Más tarde fue él quien se sentó frente a mí y, con el gesto deliberadamente endurecido, me reprendió con cruel severidad. “No contaremos a nadie lo que has hecho para no disgustar a tu padre, a los abuelos. Ellos te consideran un niño ejemplar y nosotros no queremos que dejen de pensarlo; ya no podrían quererte igual. Te guardaremos este secreto y trataremos entre todos de olvidarlo cuanto antes. Le has hecho mucho daño a tu madre, ahora ella está muy disgustada contigo. Confío en tu capacidad para meditar sobre esto; has de poner mucho de tu parte si quieres conseguir su perdón pronto”. Y se marchó, dejando tras de sí una estela de perfume reciente y acusador.
El resto de la tarde el silencio se solidificó en la casa, convirtiéndola en una densa sucesión de estancias apenadas. Mi tío se marchó dando un portazo y mi madre se recluyó en sus tareas diarias sin dirigirse a mí, casi como si la falta me hubiera convertido en invisible. Cuando me llamó para la cena, el timbre de su voz era neutro, algo doliente, supuestamente ofendido. Ante mi padre actuó con normalidad, interesándose en las minucias de su trabajo, que siempre rechazaba por tediosas. Nada más terminar la comida del plato, me mandó a dormir, antes de hora, sin explicaciones ni tregua, con un gesto un tanto displicente. Como si realmente hubiera tenido la culpa de algo distinto del asesinato, violento y accidental, de mi infancia.
Luego, en la cama, fui consciente de todo lo sucedido. A la culpa, intensa y dolorosa, injertada en el alma por la agresión de mi tío, le siguió el asco, una clarificadora sensación de repugnancia. Durante horas me persiguieron las nalgas acusadoras del hombre, su palidez enfermiza, la falta de pudor con la cual las había exhibido ante mis ojos alucinados. Hacia el amanecer de mi primera noche de insomnio fue la pena la que se apoderó de mi mente. Progresivamente fue anegando las exclusas de mi cerebro, inundándolas de una atroz sensación de pérdida. Fue entonces cuando entendí lo que había sucedido esa tarde; un infanticidio, el mío propio, el de mi niñez antes feliz; la muerte del tiempo de las ansias algodonadas, incapaces de regresar de nuevo después de esa jornada tristísima.

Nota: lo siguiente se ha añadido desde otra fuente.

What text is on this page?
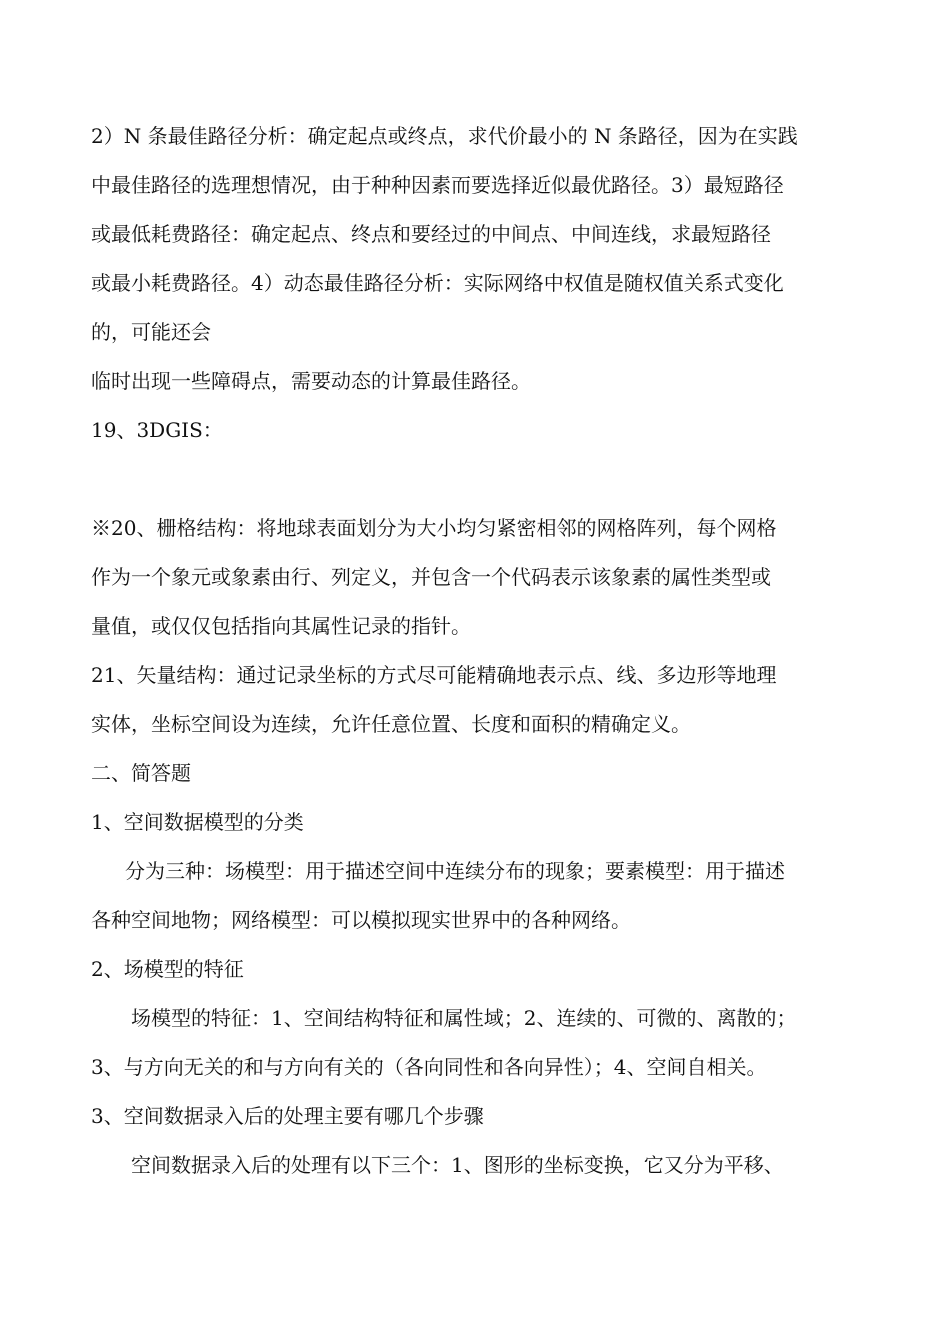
2）N 条最佳路径分析：确定起点或终点，求代价最小的 N 条路径，因为在实践

中最佳路径的选理想情况，由于种种因素而要选择近似最优路径。3）最短路径

或最低耗费路径：确定起点、终点和要经过的中间点、中间连线，求最短路径

或最小耗费路径。4）动态最佳路径分析：实际网络中权值是随权值关系式变化

的，可能还会

临时出现一些障碍点，需要动态的计算最佳路径。

19、3DGIS：

※20、栅格结构：将地球表面划分为大小均匀紧密相邻的网格阵列，每个网格

作为一个象元或象素由行、列定义，并包含一个代码表示该象素的属性类型或

量值，或仅仅包括指向其属性记录的指针。

21、矢量结构：通过记录坐标的方式尽可能精确地表示点、线、多边形等地理

实体，坐标空间设为连续，允许任意位置、长度和面积的精确定义。

二、简答题

1、空间数据模型的分类

分为三种：场模型：用于描述空间中连续分布的现象；要素模型：用于描述

各种空间地物；网络模型：可以模拟现实世界中的各种网络。

2、场模型的特征

场模型的特征：1、空间结构特征和属性域；2、连续的、可微的、离散的；

3、与方向无关的和与方向有关的（各向同性和各向异性）；4、空间自相关。

3、空间数据录入后的处理主要有哪几个步骤

空间数据录入后的处理有以下三个：1、图形的坐标变换，它又分为平移、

Me detuve en la contemplación de las estanterías repletas de muñecos y juegos, y los sentí como algo extraño; los miraba con cariño por las horas de diversión y entretenimiento brindadas durante años, pero también, y eso era lo nuevo, con la nostalgia que nos provocan las viejas ropas apolilladas, recuperadas del arcón familiar con un retraso de años o siglos. Eran juguetes, nunca más mis juguetes. Estaban en el cuarto de un niño, nunca más en mi cuarto. Pertenecían al hijo de una mujer, nunca más mi madre. Y los observaba un adulto incipiente, recién germinado, emergido desde el huevo quebrado, pero con tiempo suficiente para mirar a los ojos a la crudeza de la vida de los mayores.
A la mañana siguiente vestí mis primeras ojeras; estrené mi hermetismo actual. Y escribí las líneas inaugurales de un diario que nunca he de terminar.